Untitled Peter Tripp Project is the collective work of contemporary dancer Johanna Bundon, performance creator Jayden Pfeifer, and contemporary artist Lee Henderson. After performing to ten sold-out crowds in Regina in 2021, Curtain Razors was invited to take their project to Vancouver’s Pi Theatre.
Peter Tripp, a once-celebrated radio DJ, performed a publicity stunt in 1959 wherein he broadcast continuously, for 201 hours, from a glass booth in Times Square. This act was his undoing — he suffered psychological complications from prolonged sleep deprivation, and his increased fame made him a target for investigators who would accuse him of commercial bribery in the “payola” scandal of 1960.
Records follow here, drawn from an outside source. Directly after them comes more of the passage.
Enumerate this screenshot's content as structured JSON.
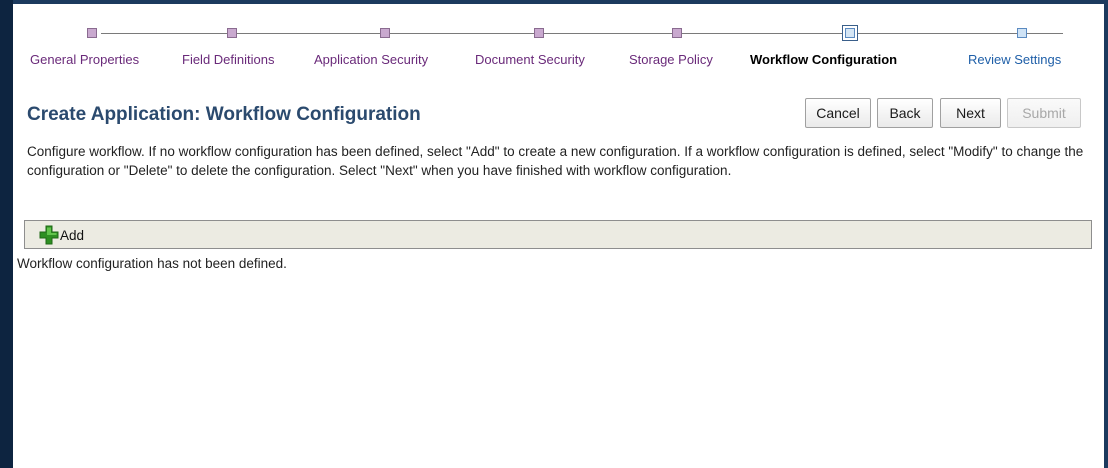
{
  "train": {
    "steps": [
      {
        "label": "General Properties",
        "state": "visited"
      },
      {
        "label": "Field Definitions",
        "state": "visited"
      },
      {
        "label": "Application Security",
        "state": "visited"
      },
      {
        "label": "Document Security",
        "state": "visited"
      },
      {
        "label": "Storage Policy",
        "state": "visited"
      },
      {
        "label": "Workflow Configuration",
        "state": "current"
      },
      {
        "label": "Review Settings",
        "state": "future"
      }
    ]
  },
  "header": {
    "title": "Create Application: Workflow Configuration"
  },
  "buttons": {
    "cancel": "Cancel",
    "back": "Back",
    "next": "Next",
    "submit": "Submit"
  },
  "description": "Configure workflow. If no workflow configuration has been defined, select \"Add\" to create a new configuration. If a workflow configuration is defined, select \"Modify\" to change the configuration or \"Delete\" to delete the configuration. Select \"Next\" when you have finished with workflow configuration.",
  "toolbar": {
    "add_label": "Add",
    "add_icon": "plus-icon"
  },
  "status": {
    "empty_message": "Workflow configuration has not been defined."
  },
  "colors": {
    "visited_step": "#6a2a7a",
    "future_step": "#1f5fa8",
    "title": "#2b4a6e",
    "frame": "#0d2440",
    "toolbar_bg": "#ecebe2",
    "add_icon_green": "#3aa02a"
  }
}
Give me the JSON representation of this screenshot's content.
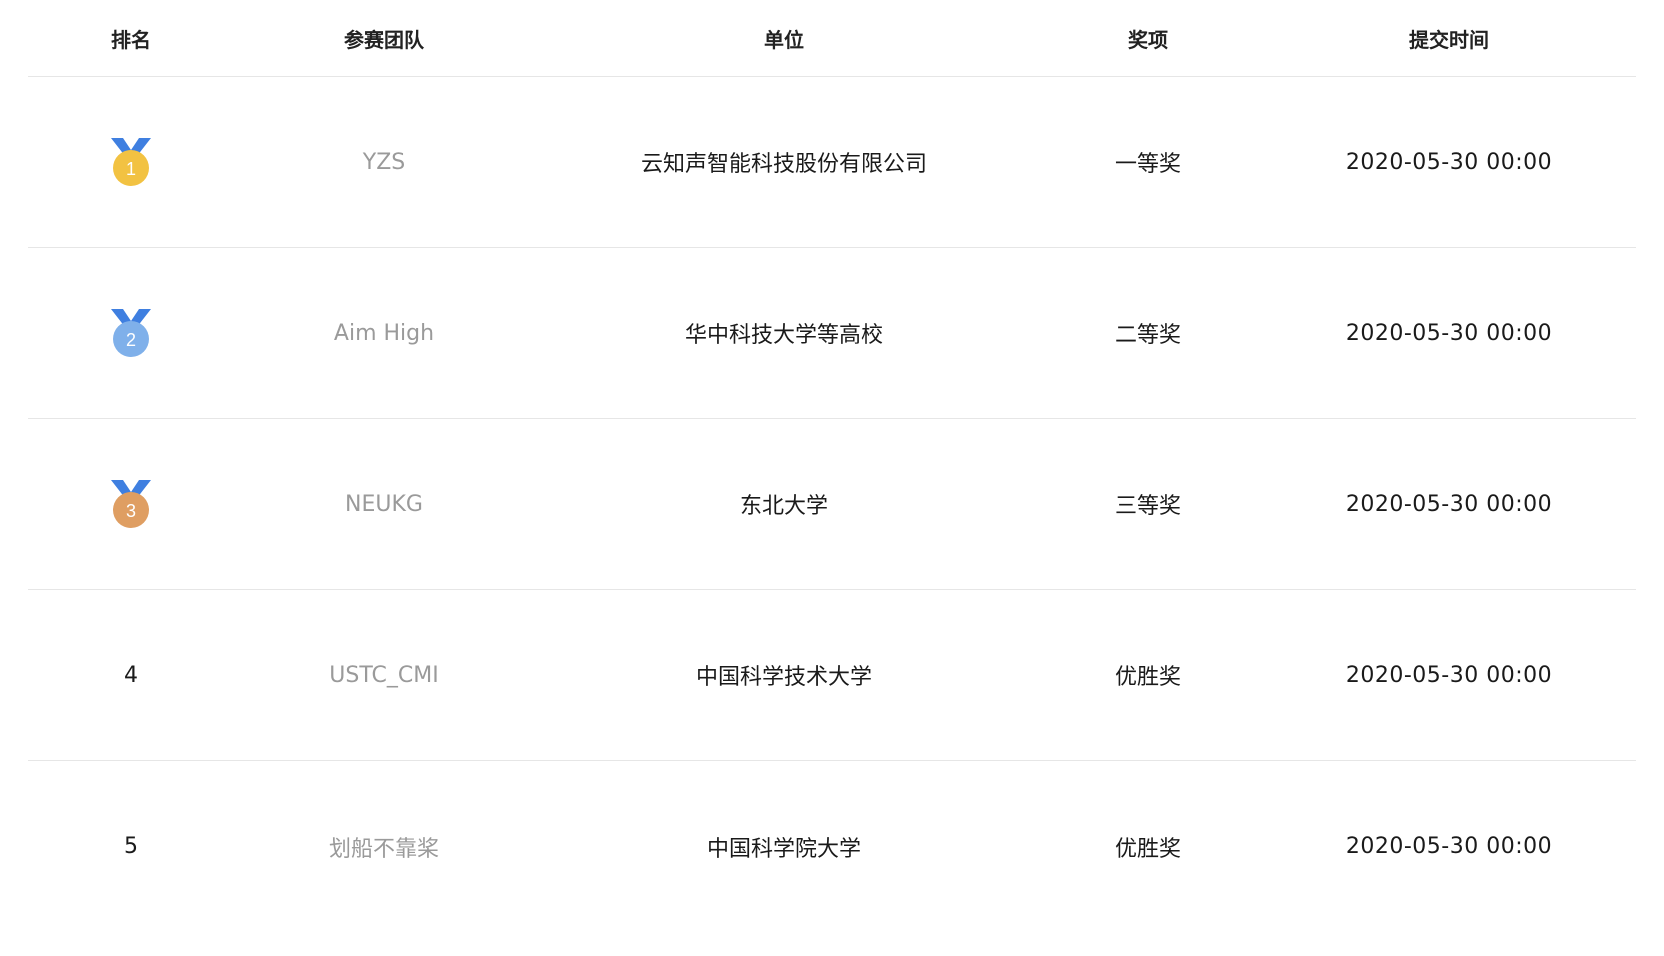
{
  "columns": {
    "rank": "排名",
    "team": "参赛团队",
    "org": "单位",
    "award": "奖项",
    "time": "提交时间"
  },
  "medal_colors": {
    "ribbon": "#3f7fe0",
    "gold": "#f2c242",
    "silver": "#7fb0ea",
    "bronze": "#df9e62"
  },
  "rows": [
    {
      "rank": "1",
      "medal": "gold-medal-icon",
      "team": "YZS",
      "org": "云知声智能科技股份有限公司",
      "award": "一等奖",
      "time": "2020-05-30 00:00"
    },
    {
      "rank": "2",
      "medal": "silver-medal-icon",
      "team": "Aim High",
      "org": "华中科技大学等高校",
      "award": "二等奖",
      "time": "2020-05-30 00:00"
    },
    {
      "rank": "3",
      "medal": "bronze-medal-icon",
      "team": "NEUKG",
      "org": "东北大学",
      "award": "三等奖",
      "time": "2020-05-30 00:00"
    },
    {
      "rank": "4",
      "team": "USTC_CMI",
      "org": "中国科学技术大学",
      "award": "优胜奖",
      "time": "2020-05-30 00:00"
    },
    {
      "rank": "5",
      "team": "划船不靠桨",
      "org": "中国科学院大学",
      "award": "优胜奖",
      "time": "2020-05-30 00:00"
    }
  ]
}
Untitled Peter Tripp Project is an immersive theatre experience created by Bundon, Pfeifer, and Henderson, and performed by this trio and artist Tess Degenstein. The work highlights the natural interdisciplinarity of performance, engaging space, breath, gesture, voice, light, and sound with equal importance. The performers enter the arena of Tripp’s myth to research their personal relationships to themes of exhaustion, public failure, and loneliness.
Here in Saskatchewan, Curtain Razors boasts a healthy and engaged audience. While they’re trusted and well-established locally, their focus now is moving to grow that influence and marketability in a larger centre. The Live Performing Arts Production Grant allowed them to do just that. “Our Vancouver tour was an incredible opportunity to connect with peers and makers from this region, and to share our current work and the larger narrative of Curtain Razors as a company,” says Pfeifer.
Curtain Razors was able to introduce themselves and their creation processes to several key individuals in Vancouver, including several Artistic Directors and western Canadian performing agents, who all had very positive feedback. The group also met with Managing Producers from PuSh Festival and the Anvil Centre; venues which would be great partners for Untitled Peter Tripp Project in the future. Pfeifer points out that “These encounters are foundational towards future touring of our work.”
Pfeifer suggests that funding touring opportunities outside of Saskatchewan is so valuable, “because it allows artists to have their work seen, and responded to by peers in other centres. And, to bring that knowledge home to help seed and germinate creation here.”